On the surface, spending a summer at camp and performing a play are very different activities. For example, at camp we try to unplug from gadgets and get outside, while plays are (usually) indoors and often require quite a bit of technology to pull off. But as a professional actor in Chicago for the past six years, I’ve found many lessons I learned at camp to be helpful for my career
Cast members are like cabin-mates.
Rehearsing and performing a show can be a whirlwind process. You get thrown together with a small group of people and in a short amount of time, you need to come together to produce the show. In many ways, this reminds me of spending a summer at camp. Cast members, like cabin mates, usually don’t know each other before the first day. Almost before you realize it, bonds are formed, goals are accomplished, and by the end of the process you wonder how you ever lived without all your newest, closest friends!
One of the goals we strive toward each day at camp is stepping outside our comfort zone.
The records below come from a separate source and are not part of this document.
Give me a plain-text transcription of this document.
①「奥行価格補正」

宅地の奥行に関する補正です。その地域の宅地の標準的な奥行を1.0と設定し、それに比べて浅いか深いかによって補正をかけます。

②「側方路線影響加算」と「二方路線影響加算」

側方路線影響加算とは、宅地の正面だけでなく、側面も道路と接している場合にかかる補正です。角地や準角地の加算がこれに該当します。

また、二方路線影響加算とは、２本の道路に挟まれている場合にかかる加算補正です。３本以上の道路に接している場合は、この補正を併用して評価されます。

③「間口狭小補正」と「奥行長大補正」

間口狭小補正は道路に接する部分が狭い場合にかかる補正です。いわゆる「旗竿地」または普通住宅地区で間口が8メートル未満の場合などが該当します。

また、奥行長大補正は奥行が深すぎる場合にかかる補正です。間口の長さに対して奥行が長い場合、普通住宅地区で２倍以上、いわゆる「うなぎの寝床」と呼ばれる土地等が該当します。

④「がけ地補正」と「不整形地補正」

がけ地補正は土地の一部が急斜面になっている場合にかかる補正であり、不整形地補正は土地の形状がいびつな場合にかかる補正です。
Venturing outside of the everyday areas and activities we are comfortable doing, and accomplishing something we find scary gives us a sense of accomplishment and teaches us not to accept false limitations on our abilities. Each time I step into a new audition or rehearsal room, it’s an experience of stepping outside my comfort zone. It can be tempting to feel like the people inside won’t think I am good enough or that I shouldn’t bother because I won’t succeed anyway.
Taking initiative and time management are important.
Every activity at camp encouraged me to take initiative and satisfaction in the work to be done. From cleaning the cabin, cooking dinner on overnights, earning my crimson arrow, to bringing down the house at the talent show (#pancakeskit4eva), success depended on me and my cabin mates getting the work done. As an actor, I have to be constantly looking for work and forming new relationships, and I learned how to always be looking toward the next task at camp.
Celebrate every performance.
Acting, like all art, is constantly being judged: which performance was better, what show in town can’t be missed right
now, etc. It can be easy to get caught up in these cycles of judgment and evaluation. Camp taught me that every
performance and every step along the path of growth is to be celebrated, and that Love is reflected in love. I think about this all the time as I go about my job, and I’m always uplifted by the reminder to celebrate everyone’s achievements rather than constantly judging what is “best.”